L’aggressione fermata da altri agenti – Tra gli agenti della Polizia penitenziaria in servizio al Beccaria c’era anche chi non ha coperto, non è stato zitto ma ha fatto rapporto quando si è trovato di fronte a comportamenti illegali. Sono circa le 9.35 del mattino del 19 marzo, dopo una lite fra detenuti, un giovane dal “fisico gracile” viene prelevato da tre agenti dalla scuola, sbattuto “contro il cancello del piano”, “trascinato sul pavimento“, lanciato “contro il muro” e preso con un “calcio in faccia” mentre è “a terra inerme” e “in stato di semi-incoscienza”. Un sovrintendente capo e un vice sovrintendente del corpo sentono “le urla provenire dall’ufficio del capoposto“. Entrano e fermano l’aggressione. Il primo scrive una “relazione” sui fatti. “Ci dovremmo preoccupare più di questo coglionazzo che ci ha scritto”, dicono al telefono due degli agenti coinvolti. “Ma quello io ‘l’apparo’ (sistemo, ndr) con l’educatore e il sindacato. Quello io proprio l’apparo. Non è un problema”. Uno dei poliziotti coinvolti pensa invece di risolvere il ‘problema’ producendo un “referto medico ‘pilotato’ con “una certificazione” di “lesioni per agli agenti” e “una prognosi di zero giorni per il detenuto”. “Cioè prognosi zero un mingherlino del tanto – gli ribatte un terzo -. Pure un giudice dice ‘ma come cazzo è questo? Venti chili bagnato gli ha procurato dieci giorni di prognosi?”.

Il capo della giustizia minorile – “Un’operazione come questa lascia strascichi dolorosi, a me interessa molto il profilo della restaurazione della legalità e della dignità umana e credo che il Dipartimento, e quindi il governo, abbia fatto tutto ciò che doveva, se si vogliono vedere le cose con obiettività – ha spiegato ai cronisti Antonio Sangermano, Capo del Dipartimento per la Giustizia Minorile e di Comunità, dopo aver incontrato in Procura a Milano le pm titolari dell’inchiesta – La situazione la stiamo affrontando – ha chiarito Sangermano, che ieri ha incontrato anche il personale, i vertici e i minori detenuti al Beccaria – le criticità ci sono, però è ingiusto dire, forse addirittura è mistificatorio sostenere che non sono state affrontate“. Sangermano ha anche ribadito che, come documentato negli atti dell’indagine, il Dipartimento giustizia minorile ha presentato denunce sulle situazioni che emergevano al Beccaria e che quindi “noi abbiamo la coscienza a posto”. E ha spiegato ancora che, dopo gli arresti e le sospensioni di 21 agenti in totale, “abbiamo già mandato una squadra di pronto intervento di 14 unità iper-professionalizzate” e altre saranno mandate al Beccaria, attraverso il Dap. Si punta anche a “restaurare quei corsi per la iper-specializzazione della Polizia penitenziaria” che deve occuparsi di minori detenuti.

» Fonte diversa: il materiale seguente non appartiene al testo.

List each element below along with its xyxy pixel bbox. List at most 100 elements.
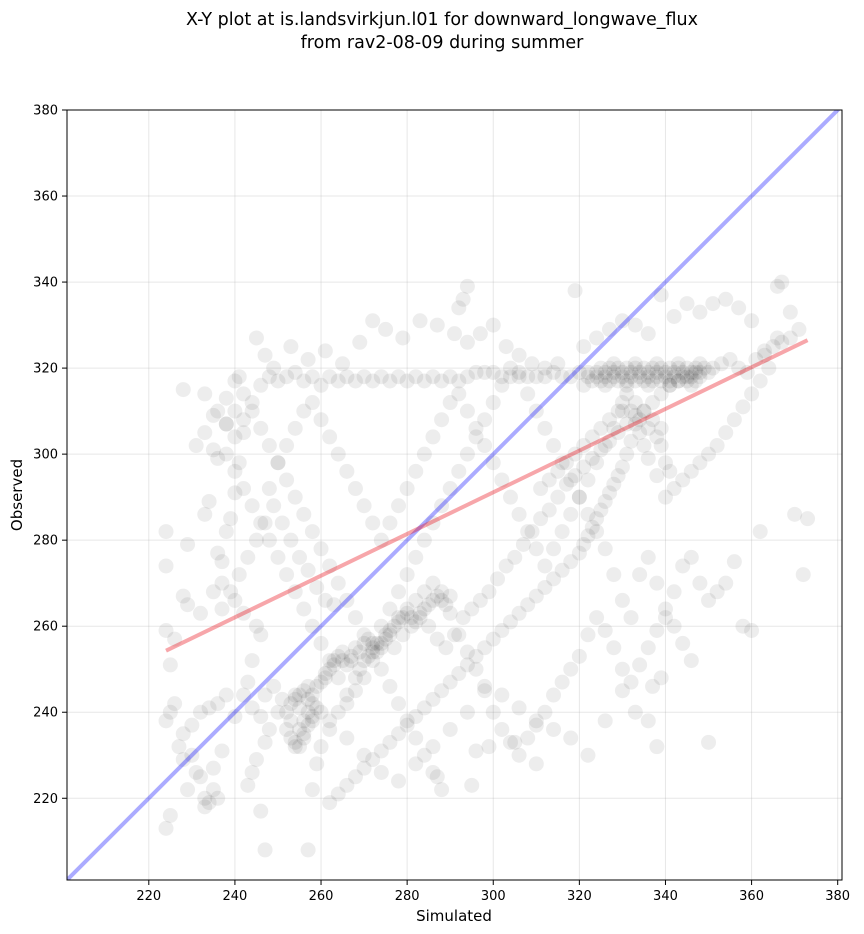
data-point: [692, 364, 708, 380]
data-point: [679, 369, 695, 385]
data-point: [205, 407, 221, 423]
data-point: [800, 511, 816, 527]
data-point: [429, 317, 445, 333]
data-point: [382, 627, 398, 643]
data-point: [287, 734, 303, 750]
data-point: [227, 463, 243, 479]
data-point: [227, 403, 243, 419]
data-point: [326, 653, 342, 669]
data-point: [257, 842, 273, 858]
data-point: [416, 601, 432, 617]
data-point: [494, 623, 510, 639]
data-point: [236, 605, 252, 621]
data-point: [378, 321, 394, 337]
data-point: [726, 554, 742, 570]
data-point: [769, 330, 785, 346]
data-point: [524, 524, 540, 540]
data-point: [391, 696, 407, 712]
data-point: [317, 592, 333, 608]
data-point: [304, 713, 320, 729]
data-point: [692, 369, 708, 385]
data-point: [546, 541, 562, 557]
data-point: [459, 278, 475, 294]
data-point: [675, 364, 691, 380]
data-point: [158, 524, 174, 540]
data-point: [330, 786, 346, 802]
data-point: [597, 713, 613, 729]
data-point: [382, 623, 398, 639]
data-point: [236, 481, 252, 497]
data-point: [511, 506, 527, 522]
plot-frame: [66, 109, 843, 881]
data-point: [416, 532, 432, 548]
data-point: [498, 339, 514, 355]
data-point: [580, 472, 596, 488]
data-point: [382, 515, 398, 531]
data-point: [619, 446, 635, 462]
data-point: [266, 360, 282, 376]
data-point: [356, 498, 372, 514]
data-point: [408, 549, 424, 565]
data-point: [563, 369, 579, 385]
data-point: [425, 369, 441, 385]
data-point: [636, 373, 652, 389]
data-point: [606, 567, 622, 583]
data-point: [292, 549, 307, 565]
data-point: [236, 687, 252, 703]
data-point: [416, 373, 432, 389]
data-point: [339, 696, 355, 712]
data-point: [688, 364, 704, 380]
data-point: [352, 644, 368, 660]
data-point: [787, 506, 803, 522]
data-point: [373, 743, 389, 759]
data-point: [546, 687, 562, 703]
data-point: [205, 442, 221, 458]
data-point: [580, 627, 596, 643]
data-point: [636, 403, 652, 419]
data-point: [425, 691, 441, 707]
data-point: [589, 524, 605, 540]
data-point: [701, 592, 717, 608]
data-point: [279, 369, 295, 385]
data-point: [632, 657, 648, 673]
data-point: [158, 623, 174, 639]
data-point: [709, 584, 725, 600]
data-point: [304, 524, 320, 540]
data-point: [477, 364, 493, 380]
data-point: [322, 713, 338, 729]
data-point: [537, 579, 553, 595]
data-point: [197, 790, 213, 806]
data-point: [571, 364, 587, 380]
data-point: [253, 627, 269, 643]
data-point: [679, 296, 695, 312]
data-point: [722, 351, 738, 367]
data-point: [313, 412, 329, 428]
data-point: [675, 369, 691, 385]
data-point: [511, 347, 527, 363]
data-point: [653, 670, 669, 686]
data-point: [662, 360, 678, 376]
data-point: [356, 670, 372, 686]
data-point: [623, 674, 639, 690]
data-point: [442, 395, 458, 411]
data-point: [610, 373, 626, 389]
data-point: [520, 369, 536, 385]
data-point: [485, 455, 501, 471]
data-point: [679, 360, 695, 376]
data-point: [468, 743, 484, 759]
data-point: [602, 360, 617, 376]
data-point: [399, 717, 415, 733]
data-point: [675, 558, 691, 574]
data-point: [322, 721, 338, 737]
data-point: [313, 541, 329, 557]
data-point: [765, 339, 781, 355]
data-point: [391, 614, 407, 630]
data-point: [218, 446, 234, 462]
data-point: [623, 610, 639, 626]
data-point: [662, 463, 678, 479]
data-point: [373, 764, 389, 780]
x-tick-label: 380: [825, 889, 850, 904]
data-point: [304, 709, 320, 725]
data-point: [227, 709, 243, 725]
data-point: [201, 795, 217, 811]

La visita nella struttura – Uno dei problemi del Beccaria, ha spiegato Sangermano, ex pm a Milano, sono stati i “continui andirivieni” negli anni di “comandanti e direttori e noi abbiamo posto fine a questo con la nomina di un direttore in via definitiva e di una comandante” di Polizia penitenziaria. Il magistrato ha raccontato di aver avuto ieri un “incontro molto intenso” con i detenuti. “Sono 82, in gran parte stranieri, con specificità di disagi“, ha chiarito e per questo bisogna “implementare il ruolo di psicologi e mediatori”, mettendo mano in generale ad una serie di “criticità risalenti, persistenti e croniche”. Ci sono “troppi ragazzi con dipendenze e disagi psichici che dovrebbero stare in comunità”. In un anno, ossia da quando Sangermano si è insediato, “abbiamo fatto tanto”, è stata deliberata l’apertura per questi ragazzi con dipendenze e disagi psichici di “tre comunità, una a Milano, una a Caserta e una a Roma”. E ora “cercheremo – ha aggiunto – di implementare al massimo i tempi” per l’apertura. A chi gli ha chiesto dell’impatto del cosiddetto “Ddl Caivano”, Sangermano ha risposto: “Ognuno può fare critiche, ma alcune sono ingenerose, perché ha consegnato strumenti ai magistrati e se i giudici applicano le misure è perché ce n’è bisogno, sono strumenti messi a disposizione della magistratura minorile”.